For all the finicky Eagles fans who hated on McNabb, consider this: McNabb has 27 career 300-yard passing games since entering the league in 1999. During that same span, Redskins quarterbacks have thrown for 300 yards or more 19 times, with Campbell leading the way with six.
McNabb does arrive in Washington with some question marks. The six-time Pro Bowler has a history of injuries and will turn 34 in November in the final year of his contract. The trade is also just the latest example of how Redskins owner Dan Snyder has routinely shunned rebuilding with younger players through the draft, instead acquiring big-named veterans through trades or via free agency. McNabb no longer makes the same type of plays he used to on his feet, and Campbell actually threw for more yards and had a higher completion percentage than McNabb last season.
McNabb will also have to play for a new coach and in a different offense for the first time in his NFL career, but at least he will still be working in the West Coast offense under Shanahan, who will try to provide the quarterback with a running game.
McNabb had Brian Westbrook in Philadelphia, but coach Andy Reid never liked running the ball. Shanahan has been loading up on running backs, with Larry Johnson and Willie Parker now joining Clinton Portis in the backfield. General manager Bruce Allen still needs to improve the offensive line to protect McNabb and find a playmaking wide receiver for the Redskins' new quarterback to throw to.
But with one stunning move, Allen and the Redskins upgraded at quarterback and altered the division.
The Eagles went from being division contenders to unknown commodity, with Reid handing over the keys to Kevin Kolb, who has started just two NFL games.
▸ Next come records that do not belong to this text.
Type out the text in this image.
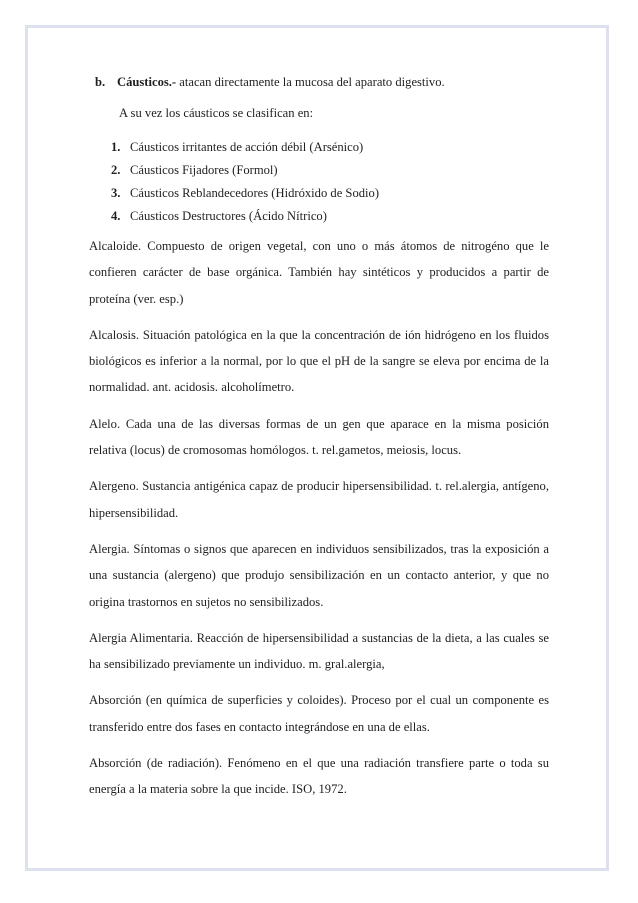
b. Cáusticos.- atacan directamente la mucosa del aparato digestivo.

A su vez los cáusticos se clasifican en:

1. Cáusticos irritantes de acción débil (Arsénico)
2. Cáusticos Fijadores (Formol)
3. Cáusticos Reblandecedores (Hidróxido de Sodio)
4. Cáusticos Destructores (Ácido Nítrico)

Alcaloide. Compuesto de origen vegetal, con uno o más átomos de nitrogéno que le confieren carácter de base orgánica. También hay sintéticos y producidos a partir de proteína (ver. esp.)

Alcalosis. Situación patológica en la que la concentración de ión hidrógeno en los fluidos biológicos es inferior a la normal, por lo que el pH de la sangre se eleva por encima de la normalidad. ant. acidosis. alcoholímetro.

Alelo. Cada una de las diversas formas de un gen que aparace en la misma posición relativa (locus) de cromosomas homólogos. t. rel.gametos, meiosis, locus.

Alergeno. Sustancia antigénica capaz de producir hipersensibilidad. t. rel.alergia, antígeno, hipersensibilidad.

Alergia. Síntomas o signos que aparecen en individuos sensibilizados, tras la exposición a una sustancia (alergeno) que produjo sensibilización en un contacto anterior, y que no origina trastornos en sujetos no sensibilizados.

Alergia Alimentaria. Reacción de hipersensibilidad a sustancias de la dieta, a las cuales se ha sensibilizado previamente un individuo. m. gral.alergia,

Absorción (en química de superficies y coloides). Proceso por el cual un componente es transferido entre dos fases en contacto integrándose en una de ellas.

Absorción (de radiación). Fenómeno en el que una radiación transfiere parte o toda su energía a la materia sobre la que incide. ISO, 1972.
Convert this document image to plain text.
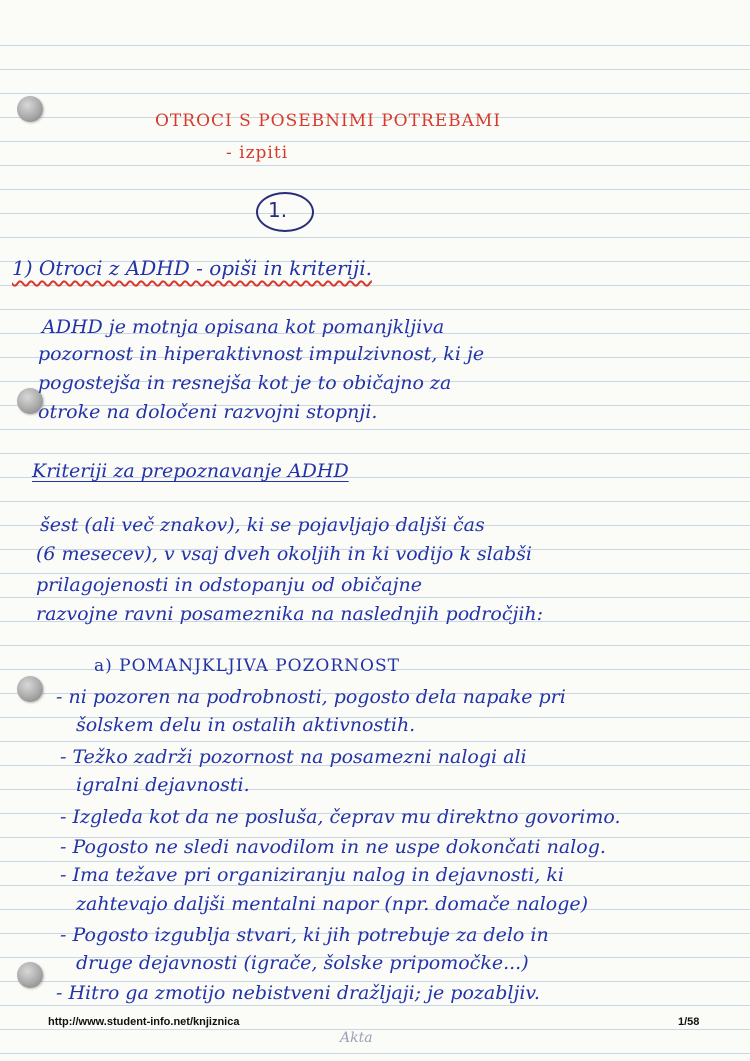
OTROCI S POSEBNIMI POTREBAMI
- izpiti
1.
1) Otroci z ADHD - opiši in kriteriji.
ADHD je motnja opisana kot pomanjkljiva
pozornost in hiperaktivnost impulzivnost, ki je
pogostejša in resnejša kot je to običajno za
otroke na določeni razvojni stopnji.
Kriteriji za prepoznavanje ADHD
šest (ali več znakov), ki se pojavljajo daljši čas
(6 mesecev), v vsaj dveh okoljih in ki vodijo k slabši
prilagojenosti in odstopanju od običajne
razvojne ravni posameznika na naslednjih področjih:
a) POMANJKLJIVA POZORNOST
- ni pozoren na podrobnosti, pogosto dela napake pri
šolskem delu in ostalih aktivnostih.
- Težko zadrži pozornost na posamezni nalogi ali
igralni dejavnosti.
- Izgleda kot da ne posluša, čeprav mu direktno govorimo.
- Pogosto ne sledi navodilom in ne uspe dokončati nalog.
- Ima težave pri organiziranju nalog in dejavnosti, ki
zahtevajo daljši mentalni napor (npr. domače naloge)
- Pogosto izgublja stvari, ki jih potrebuje za delo in
druge dejavnosti (igrače, šolske pripomočke...)
- Hitro ga zmotijo nebistveni dražljaji; je pozabljiv.
http://www.student-info.net/knjiznica	1/58
Akta
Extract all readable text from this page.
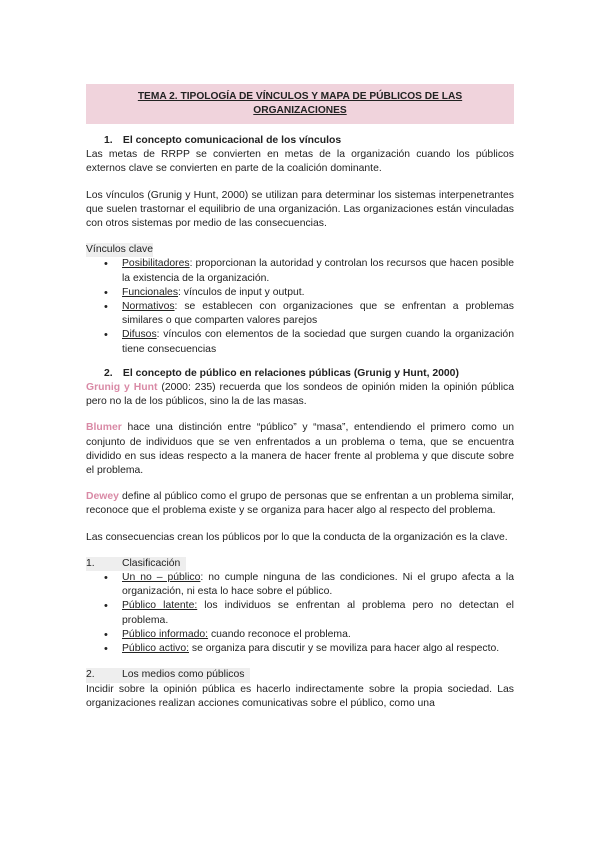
TEMA 2. TIPOLOGÍA DE VÍNCULOS Y MAPA DE PÚBLICOS DE LAS ORGANIZACIONES
1. El concepto comunicacional de los vínculos

Las metas de RRPP se convierten en metas de la organización cuando los públicos externos clave se convierten en parte de la coalición dominante.

Los vínculos (Grunig y Hunt, 2000) se utilizan para determinar los sistemas interpenetrantes que suelen trastornar el equilibrio de una organización. Las organizaciones están vinculadas con otros sistemas por medio de las consecuencias.

Vínculos clave
• Posibilitadores: proporcionan la autoridad y controlan los recursos que hacen posible la existencia de la organización.
• Funcionales: vínculos de input y output.
• Normativos: se establecen con organizaciones que se enfrentan a problemas similares o que comparten valores parejos
• Difusos: vínculos con elementos de la sociedad que surgen cuando la organización tiene consecuencias
2. El concepto de público en relaciones públicas (Grunig y Hunt, 2000)

Grunig y Hunt (2000: 235) recuerda que los sondeos de opinión miden la opinión pública pero no la de los públicos, sino la de las masas.

Blumer hace una distinción entre “público” y “masa”, entendiendo el primero como un conjunto de individuos que se ven enfrentados a un problema o tema, que se encuentra dividido en sus ideas respecto a la manera de hacer frente al problema y que discute sobre el problema.

Dewey define al público como el grupo de personas que se enfrentan a un problema similar, reconoce que el problema existe y se organiza para hacer algo al respecto del problema.

Las consecuencias crean los públicos por lo que la conducta de la organización es la clave.

1.	Clasificación
• Un no – público: no cumple ninguna de las condiciones. Ni el grupo afecta a la organización, ni esta lo hace sobre el público.
• Público latente: los individuos se enfrentan al problema pero no detectan el problema.
• Público informado: cuando reconoce el problema.
• Público activo: se organiza para discutir y se moviliza para hacer algo al respecto.
2.	Los medios como públicos

Incidir sobre la opinión pública es hacerlo indirectamente sobre la propia sociedad. Las organizaciones realizan acciones comunicativas sobre el público, como una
And even if Michael Vick enters the picture, he hasn't been a full-time starter since 2006.
The Eagles will go with a youth movement, with Kolb and LeSean McCoy -- a tandem that has a long ways to go before matching McNabb and Westbrook. And they'll have to face McNabb twice in 2010. By accommodating McNabb's wishes not to be dealt to a team like the Raiders or Bills, the Eagles did something the Packers avoided at all costs with Brett Favre -- trade their franchise quarterback within the division.
The Giants probably wished the Eagles shipped McNabb out of the division. McNabb not only knows how to win in the NFC East, he knows how to beat the Giants, doing so four out of five times in the last two seasons, including a 23-11 win in the playoffs in 2008.
The Cowboys probably facilitated this trade after beating McNabb's Eagles back-to-back at the end of the regular season and then in the playoffs last year. But now McNabb's arrival in D.C. should provide new life to the Redskins-Cowboys rivalry.
One thing is certain -- it's only April, but Redskins football is the talk of the Beltway and beyond, and that hasn't been the case for a long time.